🤖 AI Summary
This study addresses the challenge of non-biological heterogeneity in multi-center, multi-sequence brain MRI caused by variations in scanners and protocols, which severely impairs model generalization. To this end, the authors propose MMH, a unified framework that, for the first time, achieves cross-site, multi-sequence MRI style alignment and disentanglement without requiring paired data.
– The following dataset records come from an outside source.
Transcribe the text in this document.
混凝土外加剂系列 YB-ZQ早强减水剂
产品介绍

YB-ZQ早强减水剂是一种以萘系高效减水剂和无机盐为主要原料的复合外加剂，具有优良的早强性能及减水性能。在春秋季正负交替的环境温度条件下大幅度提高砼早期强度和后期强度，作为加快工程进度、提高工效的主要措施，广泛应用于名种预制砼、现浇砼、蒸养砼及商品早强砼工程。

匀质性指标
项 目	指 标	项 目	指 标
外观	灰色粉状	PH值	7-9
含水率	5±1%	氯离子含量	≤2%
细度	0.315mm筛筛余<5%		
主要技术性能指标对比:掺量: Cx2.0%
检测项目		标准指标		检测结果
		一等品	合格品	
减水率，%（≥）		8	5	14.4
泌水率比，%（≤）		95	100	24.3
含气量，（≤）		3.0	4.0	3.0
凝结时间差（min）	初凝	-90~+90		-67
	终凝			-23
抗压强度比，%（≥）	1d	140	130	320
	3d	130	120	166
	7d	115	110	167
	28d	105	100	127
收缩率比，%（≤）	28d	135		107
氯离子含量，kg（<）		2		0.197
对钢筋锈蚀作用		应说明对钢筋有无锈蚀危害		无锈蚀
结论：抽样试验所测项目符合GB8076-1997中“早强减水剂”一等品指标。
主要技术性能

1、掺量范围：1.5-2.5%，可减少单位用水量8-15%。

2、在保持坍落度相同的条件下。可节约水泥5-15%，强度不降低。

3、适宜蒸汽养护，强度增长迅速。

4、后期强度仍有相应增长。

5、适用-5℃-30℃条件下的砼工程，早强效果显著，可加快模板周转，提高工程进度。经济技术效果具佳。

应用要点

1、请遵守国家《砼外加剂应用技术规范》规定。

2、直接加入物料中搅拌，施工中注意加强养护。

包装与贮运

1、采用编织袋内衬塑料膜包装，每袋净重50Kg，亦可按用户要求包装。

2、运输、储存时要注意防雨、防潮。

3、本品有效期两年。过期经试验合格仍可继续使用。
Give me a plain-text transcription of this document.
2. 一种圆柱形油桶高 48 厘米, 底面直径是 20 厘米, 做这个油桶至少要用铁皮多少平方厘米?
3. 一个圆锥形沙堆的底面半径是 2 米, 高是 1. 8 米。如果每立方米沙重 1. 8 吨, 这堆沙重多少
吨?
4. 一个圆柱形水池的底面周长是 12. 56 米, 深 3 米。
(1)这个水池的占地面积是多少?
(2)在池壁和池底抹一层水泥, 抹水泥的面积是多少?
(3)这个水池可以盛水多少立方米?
The method integrates biomedical semantic priors through a triplanar attention BiomedCLIP encoder to explicitly separate anatomical structure from imaging style, and further employs a diffusion-based global coordinator and a target-domain fine-tuner to enable sequence-aware style normalization. Evaluated on 4,163 T1- and T2-weighted MRI scans, MMH significantly outperforms existing approaches in feature clustering, voxel-wise contrast, tissue segmentation, and downstream tasks including age and site classification.
📝 Abstract
Aggregating multi-site brain MRI data can enhance deep learning model training, but also introduces non-biological heterogeneity caused by site-specific variations (e.g., differences in scanner vendors, acquisition parameters, and imaging protocols) that can undermine generalizability. Recent retrospective MRI harmonization seeks to reduce such site effects by standardizing image style (e.g., intensity, contrast, noise patterns) while preserving anatomical content. However, existing methods often rely on limited paired traveling-subject data or fail to effectively disentangle style from anatomy. Furthermore, most current approaches address only single-sequence harmonization, restricting their use in real-world settings where multi-sequence MRI is routinely acquired. To this end, we introduce MMH, a unified framework for multi-site multi-sequence brain MRI harmonization that leverages biomedical semantic priors for sequence-aware style alignment. MMH operates in two stages: (1) a diffusion-based global harmonizer that maps MR images to a sequence-specific unified domain using style-agnostic gradient conditioning, and (2) a target-specific fine-tuner that adapts globally aligned images to desired target domains. A tri-planar attention BiomedCLIP encoder aggregates multi-view embeddings to characterize volumetric style information, allowing explicit disentanglement of image styles from anatomy without requiring paired data. Evaluations on 4,163 T1- and T2-weighted MRIs demonstrate MMH's superior harmonization over state-of-the-art methods in image feature clustering, voxel-level comparison, tissue segmentation, and downstream age and site classification.